Et bien sûr, le film ne tient surtout que sur les retrouvailles d’Eddie Murphy avec Axel Foley, ici nettement moins volubile. Un Axel que Murphy voudrait pourtant aussi arrogant et audacieux qu’à la grande époque mais qui n’arrive plus vraiment à faire illusion. Étrangement, Murphy renonce même à nous refaire le rire si caractéristique d’Axel.
Face à lui, Kevin Bacon cabotine en antithèse de Foley. Si son rôle de méchant est aussi peu développé que ceux de ses prédécesseurs, ses quelques lignes de dialogues permettent de mettre en opposition les deux personnages : superficiel, carriériste et corrompu, Bacon est tout ce que le valeureux Foley a refusé de devenir. Notons aussi que c’est le seul méchant de la saga à savoir sourire dans son antagonisme avec Foley (les précédents se montraient plus froids et irrités par la détermination du héros).
Tant que j’en suis à souligner les détails amusants, il y a aussi un élément curieux glissé dans deux dialogues et qui sonnent comme une volonté de la part d’Eddie Murphy et de ses scénaristes de renier le troisième film.
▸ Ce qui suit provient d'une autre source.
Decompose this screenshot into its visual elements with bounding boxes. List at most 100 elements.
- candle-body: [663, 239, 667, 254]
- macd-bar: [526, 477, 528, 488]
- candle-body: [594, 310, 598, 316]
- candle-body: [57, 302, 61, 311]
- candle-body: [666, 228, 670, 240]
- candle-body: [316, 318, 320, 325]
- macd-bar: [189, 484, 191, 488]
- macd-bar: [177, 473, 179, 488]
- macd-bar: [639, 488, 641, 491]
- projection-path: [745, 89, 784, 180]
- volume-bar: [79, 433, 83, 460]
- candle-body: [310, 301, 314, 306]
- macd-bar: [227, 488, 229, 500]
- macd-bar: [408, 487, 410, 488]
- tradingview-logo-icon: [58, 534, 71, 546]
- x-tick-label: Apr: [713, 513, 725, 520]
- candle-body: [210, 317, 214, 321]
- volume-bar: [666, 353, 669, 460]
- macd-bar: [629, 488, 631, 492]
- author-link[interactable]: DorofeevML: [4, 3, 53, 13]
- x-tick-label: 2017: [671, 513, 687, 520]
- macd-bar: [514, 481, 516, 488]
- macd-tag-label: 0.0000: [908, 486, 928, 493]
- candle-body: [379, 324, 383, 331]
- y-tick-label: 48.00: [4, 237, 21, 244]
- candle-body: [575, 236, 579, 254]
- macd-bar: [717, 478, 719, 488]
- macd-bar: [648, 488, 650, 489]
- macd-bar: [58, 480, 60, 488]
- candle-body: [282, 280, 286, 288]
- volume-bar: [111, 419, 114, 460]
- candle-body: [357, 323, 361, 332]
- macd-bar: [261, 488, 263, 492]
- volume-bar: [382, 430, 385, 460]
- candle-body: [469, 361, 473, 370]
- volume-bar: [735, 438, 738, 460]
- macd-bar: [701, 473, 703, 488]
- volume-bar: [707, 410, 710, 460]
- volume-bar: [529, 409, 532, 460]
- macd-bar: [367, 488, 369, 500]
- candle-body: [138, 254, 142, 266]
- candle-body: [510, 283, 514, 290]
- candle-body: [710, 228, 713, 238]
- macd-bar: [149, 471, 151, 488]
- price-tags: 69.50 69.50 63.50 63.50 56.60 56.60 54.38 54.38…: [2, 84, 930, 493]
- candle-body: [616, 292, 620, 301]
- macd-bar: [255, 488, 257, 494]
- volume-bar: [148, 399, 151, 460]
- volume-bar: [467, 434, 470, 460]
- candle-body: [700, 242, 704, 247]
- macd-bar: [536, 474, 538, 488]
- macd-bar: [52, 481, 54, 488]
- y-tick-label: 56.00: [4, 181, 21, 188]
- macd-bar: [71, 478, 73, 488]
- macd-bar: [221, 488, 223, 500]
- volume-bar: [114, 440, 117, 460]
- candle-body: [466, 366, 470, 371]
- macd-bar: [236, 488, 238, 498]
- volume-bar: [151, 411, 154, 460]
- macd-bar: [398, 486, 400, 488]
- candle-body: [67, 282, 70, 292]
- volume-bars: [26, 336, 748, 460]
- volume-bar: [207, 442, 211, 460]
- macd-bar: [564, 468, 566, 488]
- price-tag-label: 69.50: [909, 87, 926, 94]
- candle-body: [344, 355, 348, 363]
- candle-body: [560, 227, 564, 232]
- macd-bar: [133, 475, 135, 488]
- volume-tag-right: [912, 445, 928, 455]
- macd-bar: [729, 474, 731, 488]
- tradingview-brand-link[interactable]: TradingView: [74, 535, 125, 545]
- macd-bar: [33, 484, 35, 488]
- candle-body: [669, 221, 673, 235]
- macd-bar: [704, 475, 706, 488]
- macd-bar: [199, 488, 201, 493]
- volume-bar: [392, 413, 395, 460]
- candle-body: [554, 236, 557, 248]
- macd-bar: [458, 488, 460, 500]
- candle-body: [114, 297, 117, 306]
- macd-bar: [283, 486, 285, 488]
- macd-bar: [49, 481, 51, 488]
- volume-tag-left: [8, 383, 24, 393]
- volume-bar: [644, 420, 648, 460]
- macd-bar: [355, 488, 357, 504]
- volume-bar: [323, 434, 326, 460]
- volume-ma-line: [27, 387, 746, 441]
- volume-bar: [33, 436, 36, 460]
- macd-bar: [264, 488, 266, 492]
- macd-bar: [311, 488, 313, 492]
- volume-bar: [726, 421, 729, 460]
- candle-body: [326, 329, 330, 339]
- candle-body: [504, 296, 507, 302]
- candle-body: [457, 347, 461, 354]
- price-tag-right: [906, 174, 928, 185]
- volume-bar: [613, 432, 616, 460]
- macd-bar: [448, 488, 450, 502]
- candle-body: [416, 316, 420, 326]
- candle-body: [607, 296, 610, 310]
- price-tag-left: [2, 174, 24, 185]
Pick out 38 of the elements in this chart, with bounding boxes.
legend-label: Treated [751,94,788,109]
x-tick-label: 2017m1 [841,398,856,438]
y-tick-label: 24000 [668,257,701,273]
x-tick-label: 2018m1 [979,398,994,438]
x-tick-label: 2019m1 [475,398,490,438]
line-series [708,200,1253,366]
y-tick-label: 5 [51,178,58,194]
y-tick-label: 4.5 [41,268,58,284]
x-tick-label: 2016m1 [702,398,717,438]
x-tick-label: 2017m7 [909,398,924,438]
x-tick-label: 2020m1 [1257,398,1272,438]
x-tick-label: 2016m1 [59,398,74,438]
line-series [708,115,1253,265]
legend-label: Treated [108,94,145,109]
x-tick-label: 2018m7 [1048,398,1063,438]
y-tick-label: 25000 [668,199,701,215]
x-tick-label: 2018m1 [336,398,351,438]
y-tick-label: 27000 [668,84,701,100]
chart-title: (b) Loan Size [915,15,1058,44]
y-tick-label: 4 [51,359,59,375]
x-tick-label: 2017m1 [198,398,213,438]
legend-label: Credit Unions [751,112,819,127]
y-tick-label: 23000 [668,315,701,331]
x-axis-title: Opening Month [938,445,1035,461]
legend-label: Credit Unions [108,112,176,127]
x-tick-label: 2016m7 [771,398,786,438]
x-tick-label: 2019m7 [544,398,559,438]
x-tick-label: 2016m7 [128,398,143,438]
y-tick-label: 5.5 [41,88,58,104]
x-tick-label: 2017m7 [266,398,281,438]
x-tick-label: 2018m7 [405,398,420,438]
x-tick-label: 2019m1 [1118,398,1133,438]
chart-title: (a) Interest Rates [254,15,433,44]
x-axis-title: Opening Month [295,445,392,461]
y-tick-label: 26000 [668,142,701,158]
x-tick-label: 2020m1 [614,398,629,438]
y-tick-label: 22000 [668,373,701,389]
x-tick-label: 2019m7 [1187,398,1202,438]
Lors d’un échange avec Taggart, Foley lui rappelle que Rosewood a été son équipier pendant trente ans. Or dans le troisième film, Taggart était aux abonnés absents et Rosewood assurait le rôle de capitaine de police à Beverly Hills. Dans un autre dialogue, avec sa fille cette fois, Foley souligne que celle-ci a trente-deux ans, ce qui voudrait dire que Foley était déjà père au moment du troisième film, alors que ce dernier se terminait sur une idylle entre Foley et... une employée de Wonderland dont j’ai oublié le nom. Deux petits éléments balancés comme ça à l’attention des plus attentifs, comme pour renier en sourdine la purge de 1994.
S’il n’est pas aussi mauvais que le 3, Axel F. est pourtant loin d’être une réussite. Comme à son habitude, Netflix concentre tous ses biftons à l’image et dans le cachet de sa star mais oublie la célèbre leçon d’Hitchcock, à savoir qu’un bon film tient avant tout à un bon scénario. Cette suite se regarde, pour le plaisir de retrouver Foley, Taggart et Rosewood, comme une bande de potes depuis trop longtemps perdus de vue et dont on serait curieux de voir comment ils ont vieilli. L’intérêt de ce quatrième film est donc avant tout le même que dans toute suite tardive de classiques des 80’s : le plaisir de la nostalgie.